Electronic Arts
Annual Meeting: August 6
I typically try to write about pay packages prior to company’s annual meetings rather than after, but the extraordinary level of opposition at Electronic Arts merits special mention. At its shareholder meeting, 74.1% of shareholders cast votes against CEO Andrew Wilson’s disclosed compensation of $21.37 million. Only 25.9% supported pay at the company, which has appeared on As You Sow’s list of 100 most overpaid CEOs in three of the last six years.

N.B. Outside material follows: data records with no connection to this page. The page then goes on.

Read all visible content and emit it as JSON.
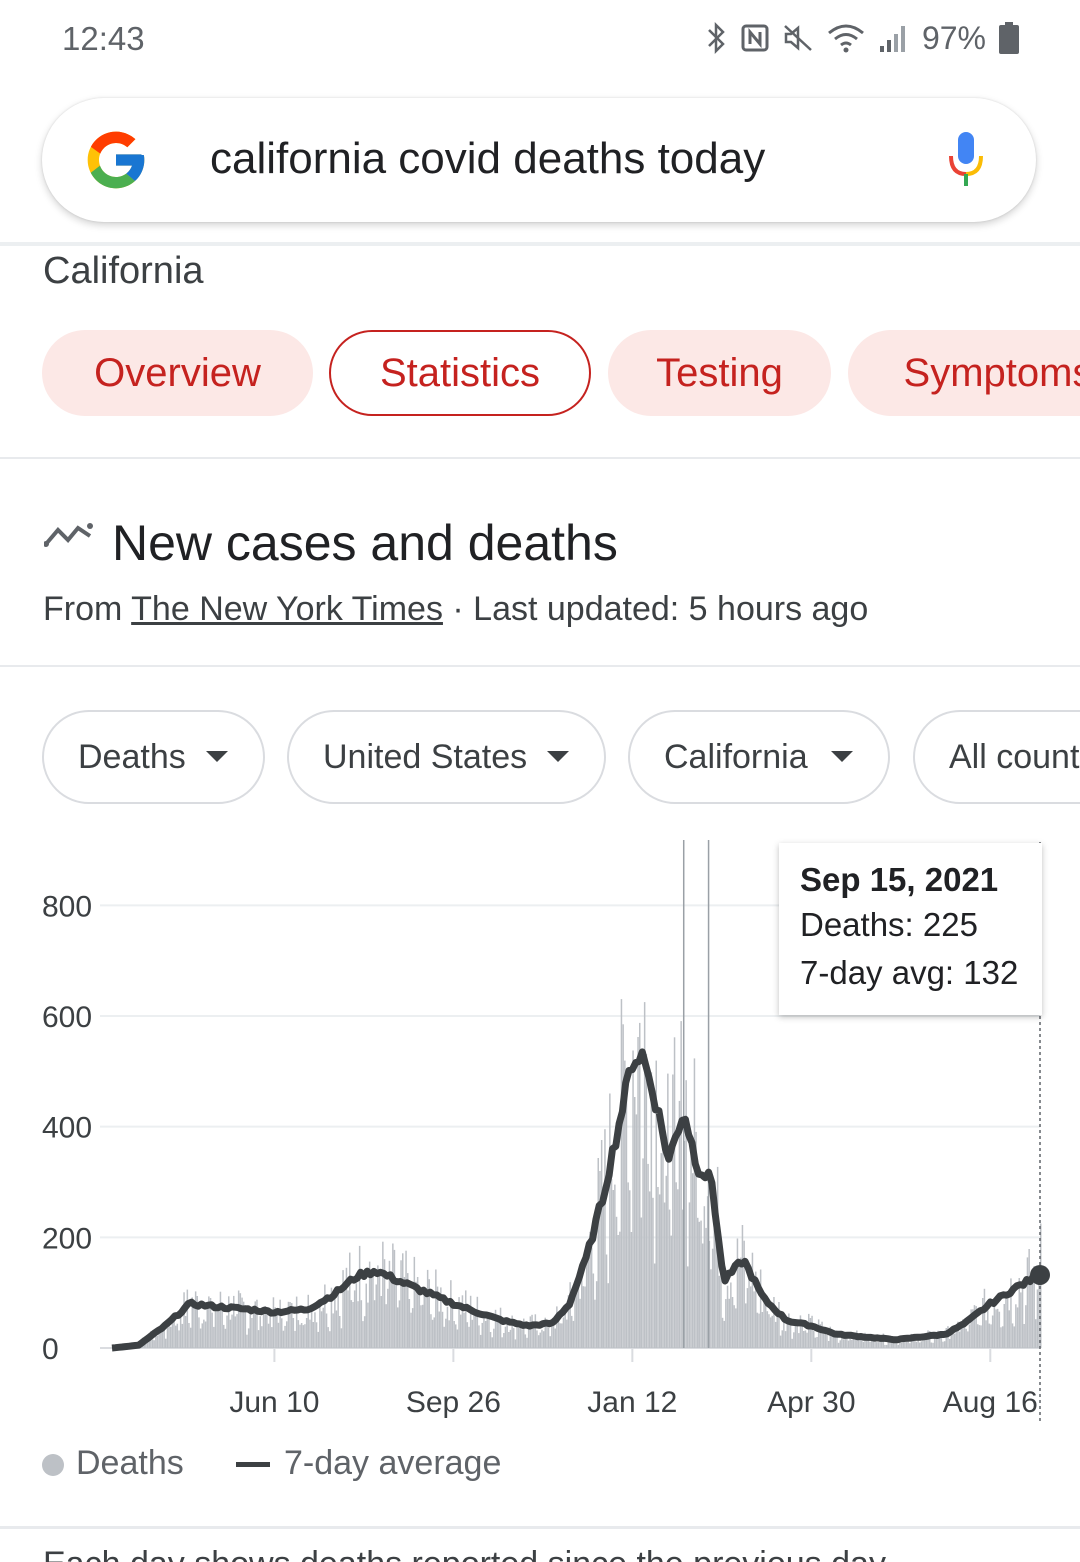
{
  "status_bar": {
    "time": "12:43",
    "battery": "97%"
  },
  "search": {
    "query": "california covid deaths today"
  },
  "location": "California",
  "chips": [
    {
      "label": "Overview",
      "selected": false
    },
    {
      "label": "Statistics",
      "selected": true
    },
    {
      "label": "Testing",
      "selected": false
    },
    {
      "label": "Symptoms",
      "selected": false
    }
  ],
  "section": {
    "title": "New cases and deaths",
    "source_prefix": "From ",
    "source_name": "The New York Times",
    "source_suffix": " · Last updated: 5 hours ago"
  },
  "filters": [
    {
      "label": "Deaths"
    },
    {
      "label": "United States"
    },
    {
      "label": "California"
    },
    {
      "label": "All counties"
    }
  ],
  "tooltip": {
    "date": "Sep 15, 2021",
    "deaths": "Deaths: 225",
    "avg": "7-day avg: 132"
  },
  "legend": {
    "deaths": "Deaths",
    "avg": "7-day average"
  },
  "footer_text": "Each day shows deaths reported since the previous day",
  "colors": {
    "bars": "#bdc1c6",
    "line": "#3c4043",
    "accent": "#c5221f",
    "chip_bg": "#fce8e6"
  },
  "chart_data": {
    "type": "bar",
    "title": "",
    "xlabel": "",
    "ylabel": "",
    "ylim": [
      0,
      900
    ],
    "yticks": [
      0,
      200,
      400,
      600,
      800
    ],
    "xticks": [
      "Jun 10",
      "Sep 26",
      "Jan 12",
      "Apr 30",
      "Aug 16"
    ],
    "x_range": [
      "2020-03-04",
      "2021-09-15"
    ],
    "series": [
      {
        "name": "Deaths",
        "kind": "bar",
        "note": "daily deaths, peaking near 720 around mid-January 2021"
      },
      {
        "name": "7-day average",
        "kind": "line",
        "points": [
          [
            "2020-03-04",
            0
          ],
          [
            "2020-03-20",
            5
          ],
          [
            "2020-04-05",
            40
          ],
          [
            "2020-04-20",
            80
          ],
          [
            "2020-05-05",
            75
          ],
          [
            "2020-05-25",
            70
          ],
          [
            "2020-06-10",
            65
          ],
          [
            "2020-06-30",
            70
          ],
          [
            "2020-07-15",
            95
          ],
          [
            "2020-07-30",
            130
          ],
          [
            "2020-08-10",
            140
          ],
          [
            "2020-08-25",
            120
          ],
          [
            "2020-09-10",
            100
          ],
          [
            "2020-09-26",
            80
          ],
          [
            "2020-10-10",
            65
          ],
          [
            "2020-10-25",
            50
          ],
          [
            "2020-11-10",
            40
          ],
          [
            "2020-11-25",
            45
          ],
          [
            "2020-12-05",
            80
          ],
          [
            "2020-12-15",
            160
          ],
          [
            "2020-12-25",
            270
          ],
          [
            "2021-01-05",
            420
          ],
          [
            "2021-01-12",
            520
          ],
          [
            "2021-01-18",
            530
          ],
          [
            "2021-01-25",
            460
          ],
          [
            "2021-02-03",
            340
          ],
          [
            "2021-02-12",
            430
          ],
          [
            "2021-02-20",
            330
          ],
          [
            "2021-03-01",
            300
          ],
          [
            "2021-03-08",
            120
          ],
          [
            "2021-03-20",
            160
          ],
          [
            "2021-04-01",
            90
          ],
          [
            "2021-04-15",
            50
          ],
          [
            "2021-04-30",
            40
          ],
          [
            "2021-05-15",
            25
          ],
          [
            "2021-06-01",
            20
          ],
          [
            "2021-06-20",
            15
          ],
          [
            "2021-07-05",
            20
          ],
          [
            "2021-07-20",
            25
          ],
          [
            "2021-08-01",
            45
          ],
          [
            "2021-08-16",
            80
          ],
          [
            "2021-09-01",
            110
          ],
          [
            "2021-09-15",
            132
          ]
        ]
      }
    ],
    "highlight": {
      "date": "2021-09-15",
      "deaths": 225,
      "avg": 132
    }
  }
}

In June, CtW investment Group launched a campaign highlighting the compensation problems at the company, including a shareholder letter filed at the SEC. The letter laid out a series of concerns, with headings such as “payoffs for layoffs” and another that described the company “a serial grantor of special awards.” That second one echoes a concern raised by ISS – which recommended against the proposal noting according to Proxy Insight, “Investors may expect special awards to be relatively infrequent and may question executives receiving multiple special awards in a relatively short period of time,"
Shareholders also objected to the sharp increases – in some cases more than doubling -- for other of the named executive officers including Chief Financial Officer Blake Jorgensen, Chief Studios Officer Laura Miele and CTO Kenneth Moss. These executives with total compensation of $19.5 million, $16.1 million and $14.2 million respectively, each have pay packages higher than many CEOs.
CtW Executive Director Dieter Waizenegger describes the vote as “a clarion call for the board to stop piling awards on top of awards for top executives and make sure that the company develops a pay philosophy that is focused on talent development and retention throughout all levels of the company."